I learned a very valuable lesson in parenting today.
Do not do the following. Ever.
1. Give your child a sippy cup of milk and a box of raisins to enjoy in her car seat.
2. Five minutes later, when she requests something different to eat, hand her a mozzarella cheese stick.
3. Five minutes later, when she requests something different to eat, "Maybe a apple cookie?", get quite annoyed, and tell her she can't have a freakin' apple cookie until she eats the freakin' cheese stick you just freakin' gave her.
4. Watch in the rear view mirror, horrified, as the child attempts to cram an entire cheese stick into a mouth already crammed with raisins.
5. Start shrieking, "No! NO! Spit that out! Take the cheese out of your mouth! STOP! STOP DEEP THROATING THAT CHEESE, CHILD!!!"
6. Watch, terrified and disgusted, as the child vomits up half a cheesestick, half a box of raisins, a cup of whole milk, and a bellyfull of stomach acid all over herself and her car seat.

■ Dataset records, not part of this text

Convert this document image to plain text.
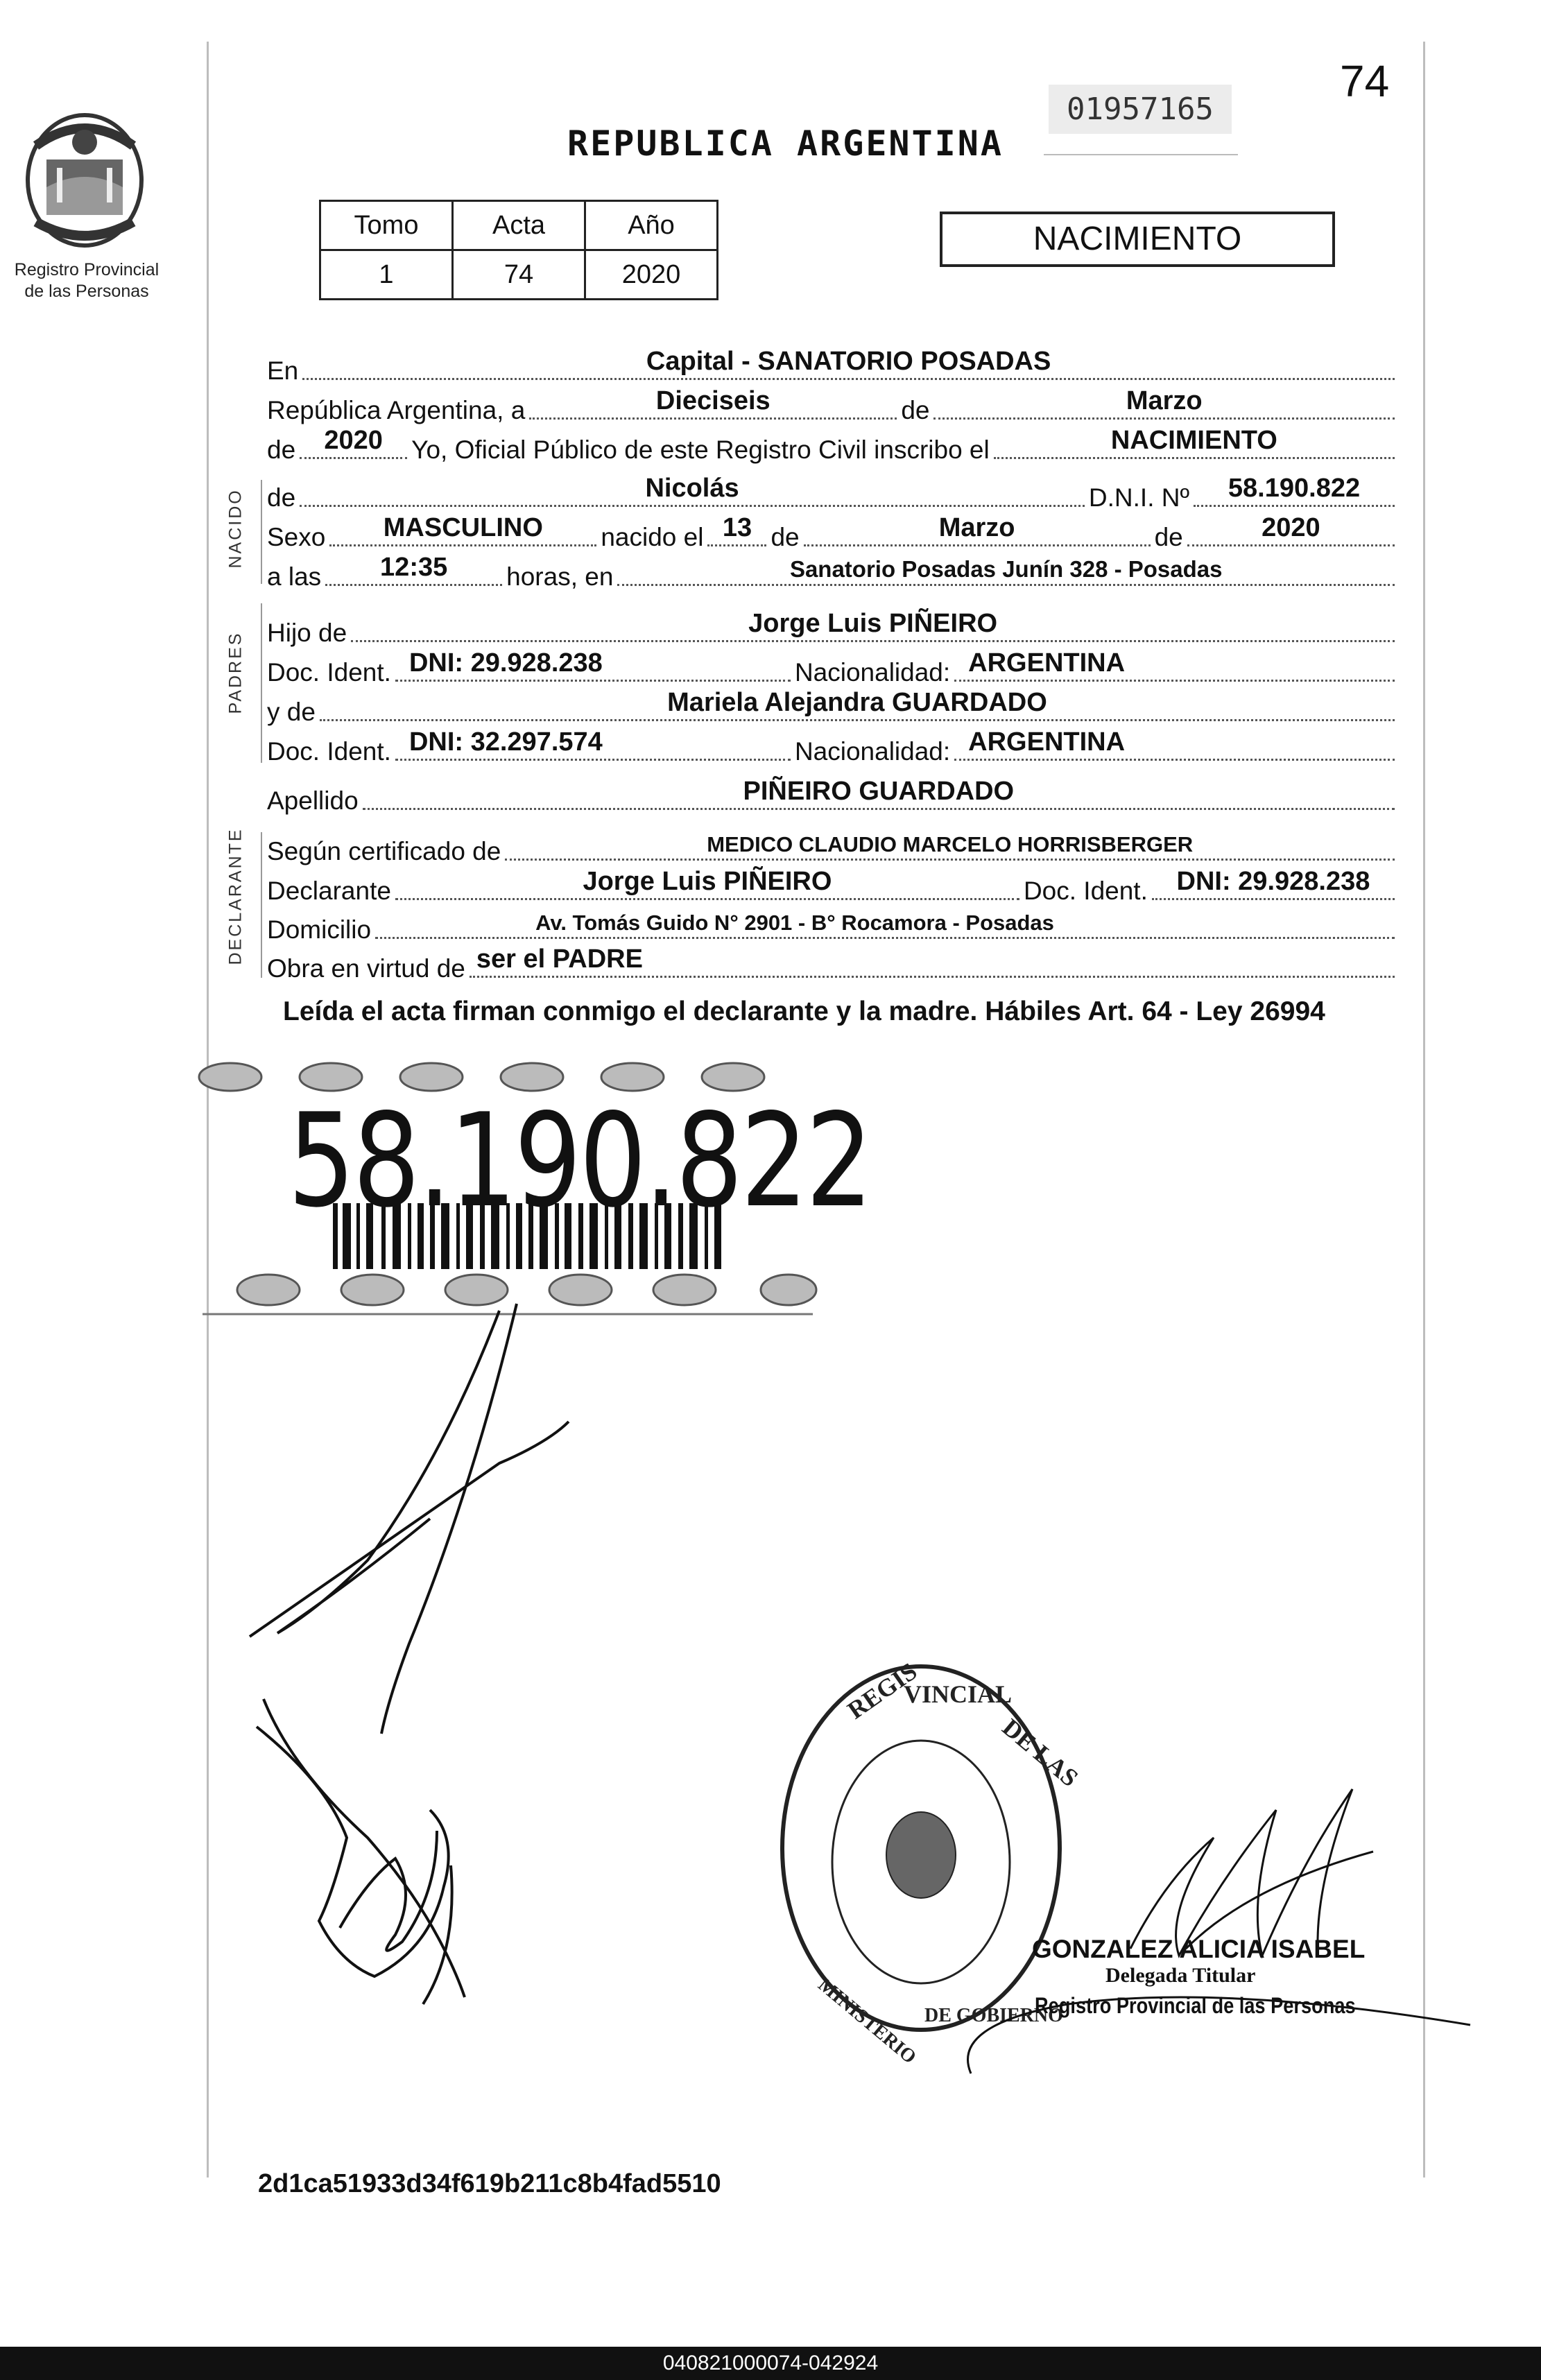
Registro Provincial
de las Personas
74
01957165
REPUBLICA ARGENTINA
Tomo	Acta	Año
1	74	2020
NACIMIENTO
En	Capital - SANATORIO POSADAS
República Argentina, a	Dieciseis	de	Marzo
de	2020	Yo, Oficial Público de este Registro Civil inscribo el	NACIMIENTO
NACIDO de	Nicolás	D.N.I. Nº	58.190.822
Sexo	MASCULINO	nacido el 13 de	Marzo	de	2020
a las	12:35	horas, en	Sanatorio Posadas Junín 328 - Posadas
PADRES Hijo de	Jorge Luis PIÑEIRO
Doc. Ident. DNI: 29.928.238	Nacionalidad: ARGENTINA
y de	Mariela Alejandra GUARDADO
Doc. Ident. DNI: 32.297.574	Nacionalidad: ARGENTINA
Apellido	PIÑEIRO GUARDADO
DECLARANTE Según certificado de	MEDICO CLAUDIO MARCELO HORRISBERGER
Declarante	Jorge Luis PIÑEIRO	Doc. Ident.	DNI: 29.928.238
Domicilio	Av. Tomás Guido N° 2901 - B° Rocamora - Posadas
Obra en virtud de ser el PADRE
Leída el acta firman conmigo el declarante y la madre. Hábiles Art. 64 - Ley 26994
58.190.822
REGIS
VINCIAL
DE LAS
MINISTERIO DE GOBIERNO
GONZALEZ ALICIA ISABEL
Delegada Titular
Registro Provincial de las Personas
2d1ca51933d34f619b211c8b4fad5510
040821000074-042924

7. Pull over to mop the barf-covered child off and undress her as she picks up a book and starts singing a song about what the Daddies on the bus say, having already forgotten her first puke. Try not to think about how it looks like raisin-studded bread pudding.
8. Begin driving your hideously stinky car again as the now perky child says, "Can I have something to eat, please?" and do your best not to scream.